Spelling is a topic my children don’t enjoy. Spelling lists, spelling tests, marked up pages, correcting the words they missed – they would just as soon not, and I would just as soon not put them through it. Spelling is a crucial life skill, however, and I’m determined to give my children a good start down their path of success, so we invented a new take on the game of Scrabble.
My children, at ages 10, 8, and 5, are fairly young to play the game as it was invented, so we do it the Pinkston way. I help all three children to create words, and our goal is two-fold: first, to teach them how to spell the words we’ve laid down on the board, and secondly, to teach them the meaning of the word and how to use it.

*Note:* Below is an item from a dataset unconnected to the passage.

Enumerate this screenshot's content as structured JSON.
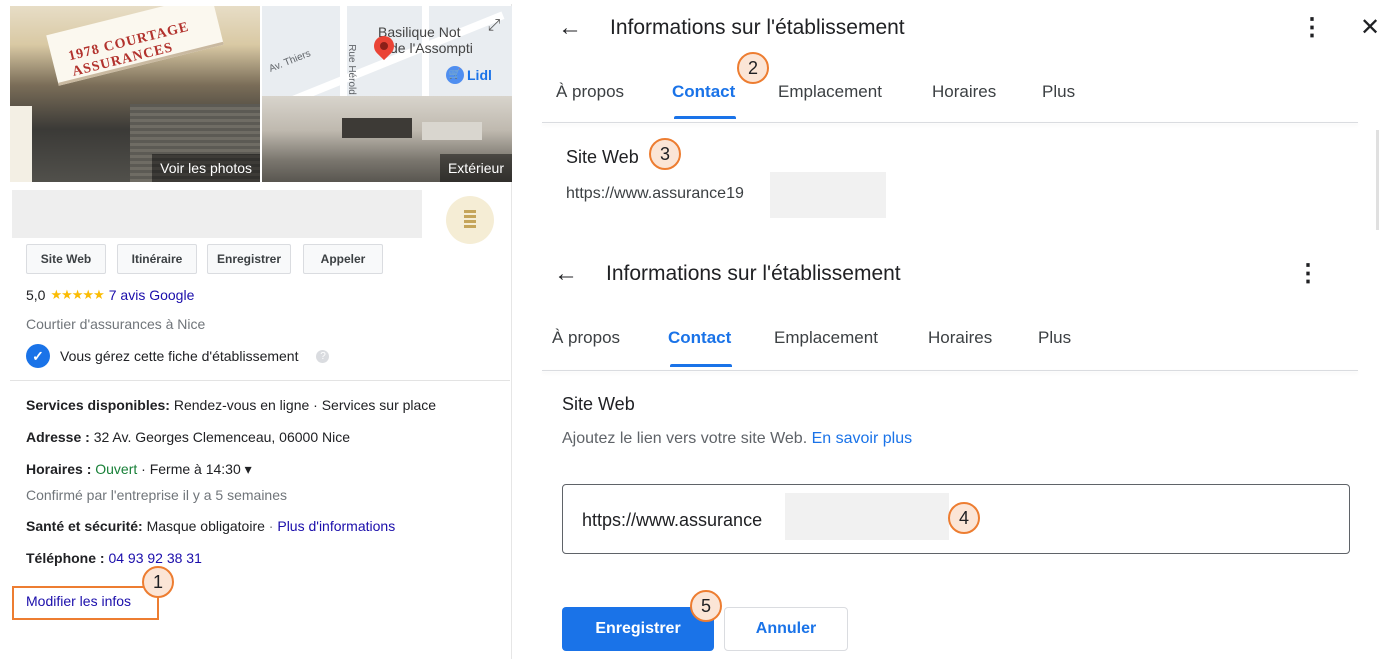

Because you never know what letters you’re going to draw, you can’t plan a curriculum around the game. It’s more of a take-it-as-it-comes experience, but that’s part of where the fun comes in. Last week, we spelled the word “loom,” and talked about the double meaning. 1. to hover over someone, and 2. the frame used in weaving. Imagine my surprise when just a few days later, we saw a show on TV about weaving, and I was able to show the children just what it was I had meant with my explanation during the game.
It’s fun to get Dad involved in this, too. Because of our different reading preferences, his everyday usage vocabulary is a little different from mine and he sees words that I don’t. As the children see the words spread out on the board in front of them, hear how they are said, and listen to the explanation of the meanings, it increases their vocabularies and their own comprehension. Fun and learning at the same time, with the whole family involved? It doesn’t get much better than that.